Twee stickers
Andersen Consulting sponsort het Williams/Renault-team in de Formule 1. Waarom doet zo’n bedrijf dat, en wat zijn de resultaten ?
Grove (Oxfordshire)
Beelden vlak voor de start van een Grand Prix Formule 1. De cameraman loopt op de wagens toe die klaarstaan voor de opwarmronde en zoomt in op de rijders. Op de helmen van de Williams/Renault-coureurs Jacques Villeneuve en Heinz-Harald Frentzen lezen we de naam Andersen Consulting. Lichte verwondering : je verwacht immers niet zo gauw een merknaam uit de sector business-to-business in een sport die door de grote televisie-aandacht toch veeleer voorbehouden lijkt te zijn aan internationale merken van fast moving consumer goods.
Het antwoord is vrij simpel : het gaat om naambekendheid, om te laten zien waar Andersen Consulting voor staat. Binnen de holding Andersen Worldwide bestaat het bedrijf sinds 1989, als zusterfirma van Arthur Andersen, maar de twee werden vaak gezien als hetzelfde.
Volgens Robert Baldock, client partner van Andersen Consulting in Londen, wilde men de doelgroep laten weten dat het consultingbedrijf “anders” is en wat het kan doen. “Vandaag de dag is het nog altijd verwarrend voor een aantal mensen, maar het is al een stuk beter dan in 1989 : toen was Andersen Consulting een brandnieuwe naam die net zo goed op blikken bonen had kunnen staan. We hebben een grote stap voorwaarts gemaakt in het creëren van naambekendheid en, nog belangrijker, in het meedelen van wat we doen.”
Drie jaar ervaring in de IndyCar
Blijft de vraag : waarom Formule 1 ? Weer is het antwoord eenvoudig. Naar eigen zeggen is Baldock een F1-fanaticus. “Ik zat al enige tijd uit te kijken naar een mogelijkheid om Andersen in de F1-racerij te brengen,” zegt hij. Die kans kwam toen het bedrijf een nieuwe baas kreeg uit de Verenigde Staten. Hij was ook een autosportliefhebber en had Andersen betrokken bij de Amerikaanse IndyCar (inmiddels omgedoopt tot CART).
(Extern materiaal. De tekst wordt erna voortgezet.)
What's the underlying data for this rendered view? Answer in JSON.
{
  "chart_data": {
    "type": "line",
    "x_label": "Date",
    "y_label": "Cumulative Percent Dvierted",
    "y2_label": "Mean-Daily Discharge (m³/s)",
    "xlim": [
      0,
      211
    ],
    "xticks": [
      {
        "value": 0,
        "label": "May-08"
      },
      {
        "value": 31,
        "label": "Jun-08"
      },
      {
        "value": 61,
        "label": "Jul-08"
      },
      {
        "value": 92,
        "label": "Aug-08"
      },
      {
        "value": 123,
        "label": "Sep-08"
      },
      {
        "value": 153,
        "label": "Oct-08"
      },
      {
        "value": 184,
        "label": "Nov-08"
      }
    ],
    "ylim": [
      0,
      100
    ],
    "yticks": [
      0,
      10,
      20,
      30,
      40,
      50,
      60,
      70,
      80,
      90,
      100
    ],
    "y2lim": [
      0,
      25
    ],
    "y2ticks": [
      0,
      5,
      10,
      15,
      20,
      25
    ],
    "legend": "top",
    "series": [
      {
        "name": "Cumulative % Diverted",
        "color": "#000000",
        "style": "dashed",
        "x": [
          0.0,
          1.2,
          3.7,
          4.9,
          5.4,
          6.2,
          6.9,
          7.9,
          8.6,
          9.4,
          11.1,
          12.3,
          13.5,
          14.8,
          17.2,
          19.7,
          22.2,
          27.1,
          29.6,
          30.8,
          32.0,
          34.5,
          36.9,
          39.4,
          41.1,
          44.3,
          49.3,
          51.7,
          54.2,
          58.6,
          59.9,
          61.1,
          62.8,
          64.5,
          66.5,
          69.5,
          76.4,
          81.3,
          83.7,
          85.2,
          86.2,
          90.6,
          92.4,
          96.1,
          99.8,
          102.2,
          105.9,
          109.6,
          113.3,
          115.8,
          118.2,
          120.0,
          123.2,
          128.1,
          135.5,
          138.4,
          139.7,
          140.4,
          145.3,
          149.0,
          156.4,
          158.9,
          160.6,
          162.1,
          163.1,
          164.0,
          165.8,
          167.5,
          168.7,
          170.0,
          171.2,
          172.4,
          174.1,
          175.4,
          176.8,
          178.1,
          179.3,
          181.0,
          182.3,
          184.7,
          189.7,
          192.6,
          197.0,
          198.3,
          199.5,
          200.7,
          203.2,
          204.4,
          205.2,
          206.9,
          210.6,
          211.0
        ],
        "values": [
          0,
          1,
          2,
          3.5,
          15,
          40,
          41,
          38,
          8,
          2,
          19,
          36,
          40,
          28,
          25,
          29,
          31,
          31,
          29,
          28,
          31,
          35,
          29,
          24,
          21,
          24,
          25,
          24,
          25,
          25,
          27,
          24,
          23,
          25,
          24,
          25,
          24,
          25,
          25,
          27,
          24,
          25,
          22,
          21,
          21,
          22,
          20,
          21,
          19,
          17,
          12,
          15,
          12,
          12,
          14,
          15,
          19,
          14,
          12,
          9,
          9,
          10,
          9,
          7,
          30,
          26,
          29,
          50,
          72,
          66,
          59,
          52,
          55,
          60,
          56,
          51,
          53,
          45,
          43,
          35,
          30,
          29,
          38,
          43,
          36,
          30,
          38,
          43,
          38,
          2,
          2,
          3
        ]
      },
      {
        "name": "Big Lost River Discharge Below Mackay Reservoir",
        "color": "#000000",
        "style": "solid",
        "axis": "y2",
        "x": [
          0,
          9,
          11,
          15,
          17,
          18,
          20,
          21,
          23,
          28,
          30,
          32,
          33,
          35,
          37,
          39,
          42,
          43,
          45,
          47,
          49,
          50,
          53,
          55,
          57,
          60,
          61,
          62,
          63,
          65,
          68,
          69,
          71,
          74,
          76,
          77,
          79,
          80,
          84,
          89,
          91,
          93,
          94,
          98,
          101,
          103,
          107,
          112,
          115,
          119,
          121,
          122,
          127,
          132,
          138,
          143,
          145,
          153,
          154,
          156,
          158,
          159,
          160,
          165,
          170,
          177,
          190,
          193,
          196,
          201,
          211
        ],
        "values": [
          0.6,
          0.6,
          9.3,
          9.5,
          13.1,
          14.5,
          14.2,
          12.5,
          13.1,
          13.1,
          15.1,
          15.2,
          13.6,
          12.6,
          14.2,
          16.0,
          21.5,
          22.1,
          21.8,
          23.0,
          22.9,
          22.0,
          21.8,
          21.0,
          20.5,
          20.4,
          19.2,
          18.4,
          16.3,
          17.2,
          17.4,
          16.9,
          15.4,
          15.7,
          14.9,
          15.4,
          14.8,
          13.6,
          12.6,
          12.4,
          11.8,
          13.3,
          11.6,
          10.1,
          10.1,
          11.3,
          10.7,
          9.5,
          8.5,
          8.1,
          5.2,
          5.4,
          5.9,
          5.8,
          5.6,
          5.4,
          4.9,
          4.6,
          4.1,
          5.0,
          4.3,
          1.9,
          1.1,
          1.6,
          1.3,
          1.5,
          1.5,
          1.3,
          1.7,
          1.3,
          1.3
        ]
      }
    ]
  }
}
Baldock : “Andersen Consulting voerde een drie jaar durend programma uit voor het team Newman-Haas. Wij ontwikkelden de technologie om de auto’s beter te prepareren, de prestaties tijdens de race te analyseren en al die informatie op te slaan om ze later weer toe te passen. Blijkbaar hebben we dat team daarmee een voorsprong gegeven : in het eerste jaar van onze samenwerking won Nigel Mansell al meteen het kampioenschap.”
BENCHMARK.
Eind 1994 schreef Robert Baldock het Williams-team aan met de suggestie dat Andersen op basis van die Amerikaanse ervaring voor Williams zou willen werken. Dat team stond bovenaan de lijst van het consultingbedrijf op basis van de track record : in 20 jaar tijd kreeg Williams voor mekaar waar Ferrari 50 jaar voor nodig had. Bovendien was en is dat team een benchmark in de F1 ; Andersen Consulting claimt dat in zijn sector ook te zijn.
“In die tijd had Williams twee Britse rijders en wij dachten in functie van de Britse markt,” aldus Baldock. ” McLaren en Benetton behoorden ook tot de mogelijkheden, maar dat laatste werd meer en meer een Italiaans team en had ook een bepaalde reputatie : het werd beschuldigd van valsspelen in diverse opzichten. En McLaren leek toen wat van zijn pluimen te verliezen.”
VERHUIS.
Aanvankelijk kwam er geen enkele reactie uit het hoofdkwartier van het Williams-team in Grove (Oxfordshire). Daarom liet Baldock Carl Haas (mede-eigenaar van het team Newman-Haas) een briefje schrijven naar Patrick Head (technisch directeur van Williams/Renault), met de boodschap dat hij de mensen van Andersen toch eens wat tijd moest gunnen.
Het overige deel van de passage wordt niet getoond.